I'm not familiar with how to change/create a package of citation, reference, and source. Could someone do this or point to a tutorial? In the History section, Simon is quoted as saying in 1965 that "machines will be capable, within twenty years, of doing any work a man can do." The reference is correct, but the book it appeared in was a reprint. Simon wrote it in 1960. This is significant because a 1960 report showed a consensus that it would be reached by 1980, and Minsky stated in a Life Magazine article in 1970 that it would be by 1978, so why not get Simon right. The 1960 reference is Simon, H.A. 1960. The new science of management decision. New York: Harper. Reprinted in The shape of automation for men and management. Harper and Row, 1965. (For details jgrudin@hotmail.com) 174.165.52.105 (talk) 21:15, 13 March 2023 (UTC)[reply]

Dangers of AGI[edit]

Nowadays, when people talk about AGI they are often thinking of the existential risk that AGI poses to humanity. Why was adding a comment about that to the main header section considered disruptive? 50.159.212.130 (talk) 18:24, 25 March 2023 (UTC)[reply]

Wiki Education assignment: Research Process and Methodology - SP23 - Sect 201 - Thu[edit]

This article was the subject of a Wiki Education Foundation-supported course assignment, between 25 January 2023 and 5 May 2023. Further details are available on the course page. Student editor(s): Liliability (article contribs).

— Assignment last updated by Liliability (talk) 03:42, 13 April 2023 (UTC)[reply]

AGI - what does it actually MEAN? And has that meaning changed over the last couple of years?[edit]

I was just watching this talk: https://www.youtube.com/watch?v=pYXy-A4siMw&ab_channel=RobertMiles This defines "intelligence" as the ability to make decisions to accomplish goals. And it defines "general" as the ability to do this over a wide range of unrelated domains. Is this a valid definition of AGI? And if so, how are modern-day GPT-style AIs not AGI? Have the goalposts moved since the video was made? If so, where to? DewiMorgan (talk) 23:41, 22 April 2023 (UTC)[reply]

At this point, when AI can pass arbitrary exams set for humans, doing better than the average human who has trained for them; and when it can translate between languages better than the average trained human, and can drive a car better than the average trained human, and can recognize items better than the average human, I think we either need to change the lede to say that AGI is already here, or we need a strong argument for why "artificial general intelligence" can't be measured in the same way as human general intelligence, and a well-defined description of where the goalposts currently stand. Because as it is, we have AI which is (in at least all ways we currently measure intelligence) smarter than humans already, but the article claims that the AI isn't generally intelligent. It passes three of the four tests in the article, and I'd bet it could pass the coffee test for some kitchens, too, if you fed images into it. So where are the goalposts moved to, now? DewiMorgan (talk) 17:43, 30 May 2023 (UTC)[reply]

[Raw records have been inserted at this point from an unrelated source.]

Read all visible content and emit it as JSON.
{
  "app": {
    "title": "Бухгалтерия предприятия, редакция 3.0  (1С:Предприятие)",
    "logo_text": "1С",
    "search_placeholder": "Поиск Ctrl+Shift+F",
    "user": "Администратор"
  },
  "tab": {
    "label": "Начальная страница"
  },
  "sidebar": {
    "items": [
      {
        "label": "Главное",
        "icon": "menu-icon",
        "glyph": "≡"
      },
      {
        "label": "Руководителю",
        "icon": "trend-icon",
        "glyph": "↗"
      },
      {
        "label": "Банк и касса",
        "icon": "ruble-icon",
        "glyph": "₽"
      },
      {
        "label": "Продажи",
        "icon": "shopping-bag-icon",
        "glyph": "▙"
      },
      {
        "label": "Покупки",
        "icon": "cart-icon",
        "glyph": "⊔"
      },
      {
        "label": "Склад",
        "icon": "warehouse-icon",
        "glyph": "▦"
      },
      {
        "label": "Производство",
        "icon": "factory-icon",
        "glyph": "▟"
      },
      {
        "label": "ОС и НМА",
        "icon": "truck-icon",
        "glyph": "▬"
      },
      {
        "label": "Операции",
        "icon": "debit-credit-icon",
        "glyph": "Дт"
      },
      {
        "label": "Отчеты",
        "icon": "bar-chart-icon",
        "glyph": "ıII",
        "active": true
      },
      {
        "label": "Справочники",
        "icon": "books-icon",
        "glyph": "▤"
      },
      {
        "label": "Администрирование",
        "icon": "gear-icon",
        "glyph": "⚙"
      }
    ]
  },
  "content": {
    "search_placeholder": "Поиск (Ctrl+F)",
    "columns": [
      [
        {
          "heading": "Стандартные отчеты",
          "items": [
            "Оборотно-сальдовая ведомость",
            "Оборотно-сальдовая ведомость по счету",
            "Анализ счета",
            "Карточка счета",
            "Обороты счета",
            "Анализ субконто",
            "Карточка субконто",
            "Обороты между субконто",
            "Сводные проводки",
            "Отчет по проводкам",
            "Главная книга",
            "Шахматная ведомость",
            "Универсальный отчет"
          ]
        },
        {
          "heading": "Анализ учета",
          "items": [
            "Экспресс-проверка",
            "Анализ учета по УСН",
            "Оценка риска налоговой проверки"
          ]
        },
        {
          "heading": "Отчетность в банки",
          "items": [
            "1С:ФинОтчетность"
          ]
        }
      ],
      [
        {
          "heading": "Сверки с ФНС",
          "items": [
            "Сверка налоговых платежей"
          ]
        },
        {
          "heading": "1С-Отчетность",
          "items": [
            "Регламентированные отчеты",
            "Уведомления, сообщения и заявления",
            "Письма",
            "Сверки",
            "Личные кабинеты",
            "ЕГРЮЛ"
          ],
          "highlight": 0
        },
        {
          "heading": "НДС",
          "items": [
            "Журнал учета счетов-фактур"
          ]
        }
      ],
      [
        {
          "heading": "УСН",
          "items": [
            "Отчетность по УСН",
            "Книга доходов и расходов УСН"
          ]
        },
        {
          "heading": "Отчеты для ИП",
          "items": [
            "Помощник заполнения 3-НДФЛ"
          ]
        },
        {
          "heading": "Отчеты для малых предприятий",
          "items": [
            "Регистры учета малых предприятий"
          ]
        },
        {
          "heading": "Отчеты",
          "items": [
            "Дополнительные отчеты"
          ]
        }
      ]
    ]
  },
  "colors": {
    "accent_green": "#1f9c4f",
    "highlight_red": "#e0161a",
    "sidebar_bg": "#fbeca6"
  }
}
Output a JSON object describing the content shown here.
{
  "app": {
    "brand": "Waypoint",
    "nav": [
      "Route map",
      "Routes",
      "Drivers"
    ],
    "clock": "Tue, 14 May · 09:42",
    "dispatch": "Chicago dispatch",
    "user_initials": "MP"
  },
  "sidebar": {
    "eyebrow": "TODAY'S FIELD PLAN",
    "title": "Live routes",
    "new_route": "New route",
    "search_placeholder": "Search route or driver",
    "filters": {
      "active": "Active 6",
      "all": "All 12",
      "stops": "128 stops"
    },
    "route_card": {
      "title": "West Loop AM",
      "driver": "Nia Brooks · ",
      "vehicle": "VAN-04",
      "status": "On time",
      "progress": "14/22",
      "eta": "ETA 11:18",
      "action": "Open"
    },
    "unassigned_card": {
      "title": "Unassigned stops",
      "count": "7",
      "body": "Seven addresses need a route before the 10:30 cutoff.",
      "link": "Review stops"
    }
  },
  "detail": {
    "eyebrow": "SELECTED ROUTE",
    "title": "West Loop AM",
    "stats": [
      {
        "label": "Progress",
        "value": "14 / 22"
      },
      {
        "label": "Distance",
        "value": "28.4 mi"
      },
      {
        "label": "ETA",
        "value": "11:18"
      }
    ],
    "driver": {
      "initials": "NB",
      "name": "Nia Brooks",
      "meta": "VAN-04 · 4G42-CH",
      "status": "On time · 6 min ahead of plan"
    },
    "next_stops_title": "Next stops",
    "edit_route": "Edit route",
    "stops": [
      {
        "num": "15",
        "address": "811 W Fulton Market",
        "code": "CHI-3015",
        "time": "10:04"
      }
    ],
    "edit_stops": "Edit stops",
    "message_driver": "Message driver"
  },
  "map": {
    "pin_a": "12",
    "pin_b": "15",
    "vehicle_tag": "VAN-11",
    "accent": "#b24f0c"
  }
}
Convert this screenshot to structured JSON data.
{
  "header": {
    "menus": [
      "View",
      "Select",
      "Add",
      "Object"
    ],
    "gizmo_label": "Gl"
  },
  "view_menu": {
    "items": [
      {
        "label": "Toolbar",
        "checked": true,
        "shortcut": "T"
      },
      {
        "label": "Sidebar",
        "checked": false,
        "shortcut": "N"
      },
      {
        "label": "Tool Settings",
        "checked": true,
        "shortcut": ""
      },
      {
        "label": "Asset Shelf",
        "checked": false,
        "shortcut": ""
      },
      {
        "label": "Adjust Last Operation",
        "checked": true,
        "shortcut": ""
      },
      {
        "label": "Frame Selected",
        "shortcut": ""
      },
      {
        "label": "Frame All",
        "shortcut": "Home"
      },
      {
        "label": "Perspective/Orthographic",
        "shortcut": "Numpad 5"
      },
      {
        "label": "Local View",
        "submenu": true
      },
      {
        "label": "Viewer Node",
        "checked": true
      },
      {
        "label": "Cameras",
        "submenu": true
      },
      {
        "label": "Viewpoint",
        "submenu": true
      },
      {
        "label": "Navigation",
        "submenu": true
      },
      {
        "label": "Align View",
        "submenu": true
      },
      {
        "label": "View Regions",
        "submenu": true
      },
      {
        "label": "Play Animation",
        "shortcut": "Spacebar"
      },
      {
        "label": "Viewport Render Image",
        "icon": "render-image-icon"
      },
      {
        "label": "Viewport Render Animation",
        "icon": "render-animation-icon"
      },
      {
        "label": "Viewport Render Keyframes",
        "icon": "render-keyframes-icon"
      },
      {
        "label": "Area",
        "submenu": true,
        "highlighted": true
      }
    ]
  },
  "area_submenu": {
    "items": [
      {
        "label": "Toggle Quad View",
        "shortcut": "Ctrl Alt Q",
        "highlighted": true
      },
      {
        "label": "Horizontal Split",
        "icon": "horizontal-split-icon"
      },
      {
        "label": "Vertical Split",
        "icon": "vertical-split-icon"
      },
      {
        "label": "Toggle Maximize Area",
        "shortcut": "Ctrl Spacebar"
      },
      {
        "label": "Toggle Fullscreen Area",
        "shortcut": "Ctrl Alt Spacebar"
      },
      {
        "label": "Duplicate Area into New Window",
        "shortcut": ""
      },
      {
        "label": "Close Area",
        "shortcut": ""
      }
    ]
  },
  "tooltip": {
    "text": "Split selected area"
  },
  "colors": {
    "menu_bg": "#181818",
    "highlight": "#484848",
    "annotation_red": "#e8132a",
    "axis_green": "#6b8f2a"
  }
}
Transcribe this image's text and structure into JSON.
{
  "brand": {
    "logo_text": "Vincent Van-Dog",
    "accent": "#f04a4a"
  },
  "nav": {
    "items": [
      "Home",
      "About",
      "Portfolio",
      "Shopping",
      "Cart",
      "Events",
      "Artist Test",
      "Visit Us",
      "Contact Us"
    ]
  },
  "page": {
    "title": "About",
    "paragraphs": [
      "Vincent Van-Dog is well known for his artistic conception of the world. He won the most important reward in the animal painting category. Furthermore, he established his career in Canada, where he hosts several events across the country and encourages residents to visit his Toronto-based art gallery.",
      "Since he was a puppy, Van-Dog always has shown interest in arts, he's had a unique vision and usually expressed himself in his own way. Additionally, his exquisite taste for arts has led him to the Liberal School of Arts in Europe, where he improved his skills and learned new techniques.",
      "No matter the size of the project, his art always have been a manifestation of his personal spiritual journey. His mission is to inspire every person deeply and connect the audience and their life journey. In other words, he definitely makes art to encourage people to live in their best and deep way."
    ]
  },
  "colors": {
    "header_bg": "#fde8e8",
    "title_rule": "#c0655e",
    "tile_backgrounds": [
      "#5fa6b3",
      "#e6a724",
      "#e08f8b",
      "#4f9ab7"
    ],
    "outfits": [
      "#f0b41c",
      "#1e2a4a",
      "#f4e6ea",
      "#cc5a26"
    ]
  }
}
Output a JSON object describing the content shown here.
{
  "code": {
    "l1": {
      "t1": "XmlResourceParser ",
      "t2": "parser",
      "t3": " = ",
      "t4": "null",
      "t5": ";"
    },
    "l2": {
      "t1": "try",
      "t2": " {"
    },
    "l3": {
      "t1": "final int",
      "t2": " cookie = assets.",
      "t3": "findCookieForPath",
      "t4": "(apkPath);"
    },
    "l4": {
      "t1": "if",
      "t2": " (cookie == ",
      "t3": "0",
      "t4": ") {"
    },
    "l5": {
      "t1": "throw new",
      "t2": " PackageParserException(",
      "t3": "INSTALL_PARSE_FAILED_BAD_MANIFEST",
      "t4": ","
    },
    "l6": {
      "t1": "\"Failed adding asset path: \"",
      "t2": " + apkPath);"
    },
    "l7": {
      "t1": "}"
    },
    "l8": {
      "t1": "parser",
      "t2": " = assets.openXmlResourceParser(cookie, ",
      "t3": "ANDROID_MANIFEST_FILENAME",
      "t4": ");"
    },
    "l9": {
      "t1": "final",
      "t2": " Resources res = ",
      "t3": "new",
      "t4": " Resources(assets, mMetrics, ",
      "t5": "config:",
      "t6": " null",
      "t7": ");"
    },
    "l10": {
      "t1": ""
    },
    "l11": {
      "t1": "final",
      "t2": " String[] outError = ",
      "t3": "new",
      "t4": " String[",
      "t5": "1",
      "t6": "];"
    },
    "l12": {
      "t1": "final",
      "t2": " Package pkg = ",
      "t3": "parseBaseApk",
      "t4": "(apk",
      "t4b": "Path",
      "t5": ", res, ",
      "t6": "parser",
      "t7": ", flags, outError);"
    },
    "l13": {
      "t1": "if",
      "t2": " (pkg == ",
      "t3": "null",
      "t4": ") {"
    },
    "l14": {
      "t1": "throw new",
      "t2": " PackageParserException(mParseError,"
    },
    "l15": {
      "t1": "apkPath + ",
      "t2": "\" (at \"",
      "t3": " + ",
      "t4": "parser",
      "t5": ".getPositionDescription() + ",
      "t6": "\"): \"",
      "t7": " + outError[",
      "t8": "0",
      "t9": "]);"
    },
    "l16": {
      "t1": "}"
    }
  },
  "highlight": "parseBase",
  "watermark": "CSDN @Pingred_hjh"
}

AI-complete problem example[edit]

There are many problems that may require general intelligence, if machines are to solve the problems as well as people do. For example, even specific straightforward tasks, like machine translation, require that a machine read and write in both languages (NLP), follow the author's argument (reason), know what is being talked about (knowledge), and faithfully reproduce the author's original intent (social intelligence). All of these problems need to be solved simultaneously in order to reach human-level machine performance.

GPT-4 can do all of these things, can't it? flarn2006 [u t c] time: 01:43, 25 June 2023 (UTC)[reply]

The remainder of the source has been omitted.